Laut Ministerium stieg zwischen 2007 und 2017 auch die Zahl der Renteneintritte wegen verminderter Erwerbsfähigkeit aufgrund psychischer Störungen von rund 53.900 auf mehr als 71.300. Dies bedeute ein Plus von 32,3 Prozent. Während der Anteil der Rentenzugänge aufgrund psychischer Störung an allen Rentenzugängen im Jahr 2007 noch bei 33,4 Prozent lag, stieg er 2017 auf 43 Prozent. Im Vergleich zu 1997 mit einem Anteil von 20,7 Prozent ist dem Arbeitsministerium zufolge bis 2017 sogar mehr als eine Verdoppelung zu verzeichnen.

Die Bundesregierung verweist vor allem auf das Gesundheits- und Sozialwesen sowie das Gastgewerbe als Bereiche, die besonders von psychischen Arbeitsanforderungen betroffen seien. Dazu zählten ein starker Termin- und Leistungsdruck sowie die Anforderung, verschiedene Arbeiten gleichzeitig zu betreuen und mit hohem Tempo zu arbeiten.

Der Anteil der Beschäftigten, für die bis 2015 eine Gefährdungsbeurteilung psychische Belastungen durchgeführt wurde, nehme mit der Größe des Betriebes zu. In Betrieben unter zehn Beschäftigten liege der Anteil bei 15 Prozent, in Betrieben mit über 250 Beschäftigten bei 70 Prozent. Dabei dokumentieren Betriebe, bei welchen Tätigkeiten die Gesundheit der Mitarbeiter gefährdet werden und welche Gegenmaßnahmen ergriffen werden könnten.
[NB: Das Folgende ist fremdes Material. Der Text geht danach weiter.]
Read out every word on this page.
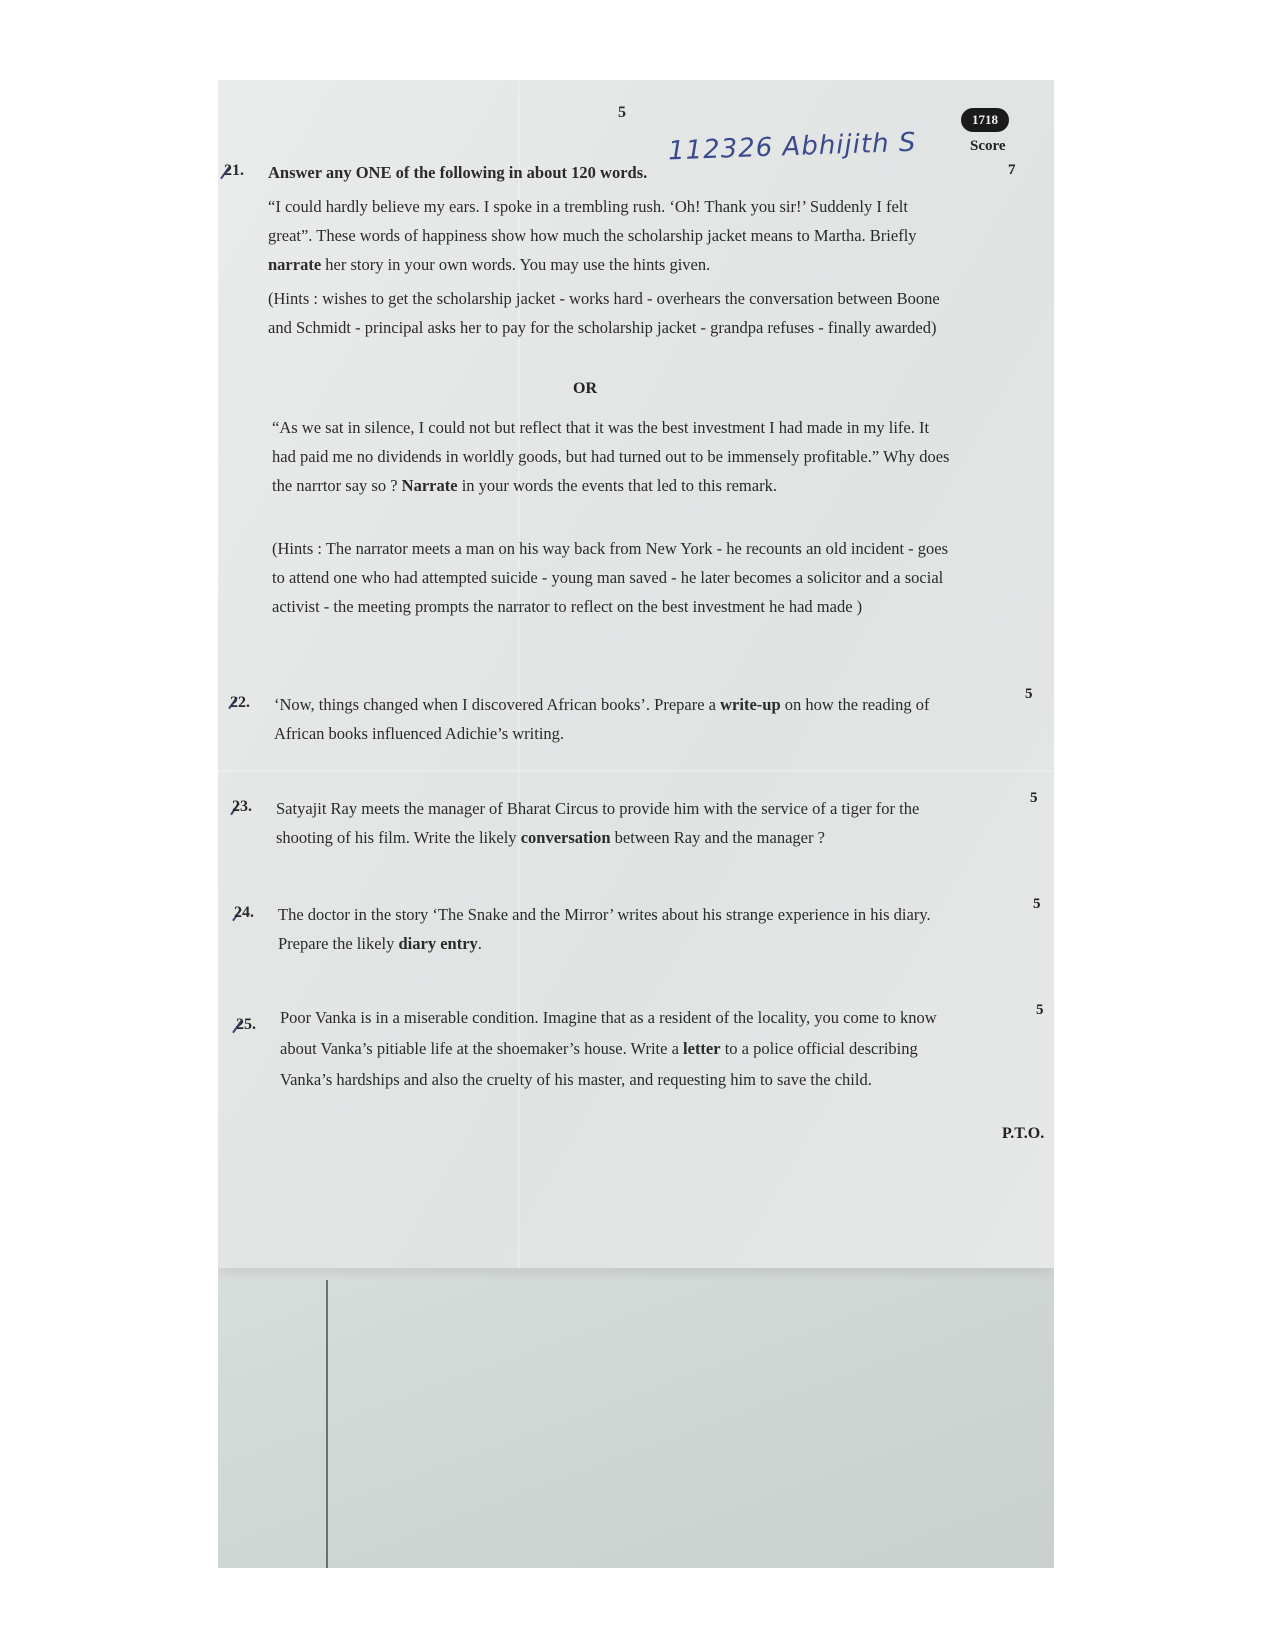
5
112326 Abhijith S
1718
Score
21. Answer any ONE of the following in about 120 words.	7

“I could hardly believe my ears. I spoke in a trembling rush. ‘Oh! Thank you sir!’ Suddenly I felt great”. These words of happiness show how much the scholarship jacket means to Martha. Briefly narrate her story in your own words. You may use the hints given.

(Hints : wishes to get the scholarship jacket - works hard - overhears the conversation between Boone and Schmidt - principal asks her to pay for the scholarship jacket - grandpa refuses - finally awarded)
OR

“As we sat in silence, I could not but reflect that it was the best investment I had made in my life. It had paid me no dividends in worldly goods, but had turned out to be immensely profitable.” Why does the narrtor say so ? Narrate in your words the events that led to this remark.

(Hints : The narrator meets a man on his way back from New York - he recounts an old incident - goes to attend one who had attempted suicide - young man saved - he later becomes a solicitor and a social activist - the meeting prompts the narrator to reflect on the best investment he had made )
22. ‘Now, things changed when I discovered African books’. Prepare a write-up on how the reading of African books influenced Adichie’s writing.

5
23. Satyajit Ray meets the manager of Bharat Circus to provide him with the service of a tiger for the shooting of his film. Write the likely conversation between Ray and the manager ?

5
24. The doctor in the story ‘The Snake and the Mirror’ writes about his strange experience in his diary. Prepare the likely diary entry.

5
25. Poor Vanka is in a miserable condition. Imagine that as a resident of the locality, you come to know about Vanka’s pitiable life at the shoemaker’s house. Write a letter to a police official describing Vanka’s hardships and also the cruelty of his master, and requesting him to save the child.

5
P.T.O.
Arbeitgeber in der Pflicht

Die Bundesregierung sieht bei der Bekämpfung der Stressfaktoren in erster Linie die Arbeitgeber in der Pflicht: Gegen psychische Belastungen würden keine neuen Arbeitsschutzregeln helfen, erklärte das Ministerium. Ziel müsse es vielmehr sein, Betriebe und Beschäftigte zu befähigen, das vorhandene Arbeitsschutzinstrumentarium zu nutzen, um Gesundheitsrisiken durch psychische Belastungen frühzeitig zu erkennen und zu verhindern.

Die arbeitspolitische Sprecherin der Linksfraktion, Jutta Krellmann, kritisierte, diese Haltung grenze an "vorsätzliches Staatsversagen". Viele Arbeitgeber würden auf Verschleiß fahren, sagte Krellmann. "Beschäftigte werden über ihre Belastungsgrenze getrieben." Auch der ökonomische Schaden werde immer größer. Die Linke forderte eine staatliche Anti-Stress-Verordnung und flächendeckende Arbeitsschutzkontrollen.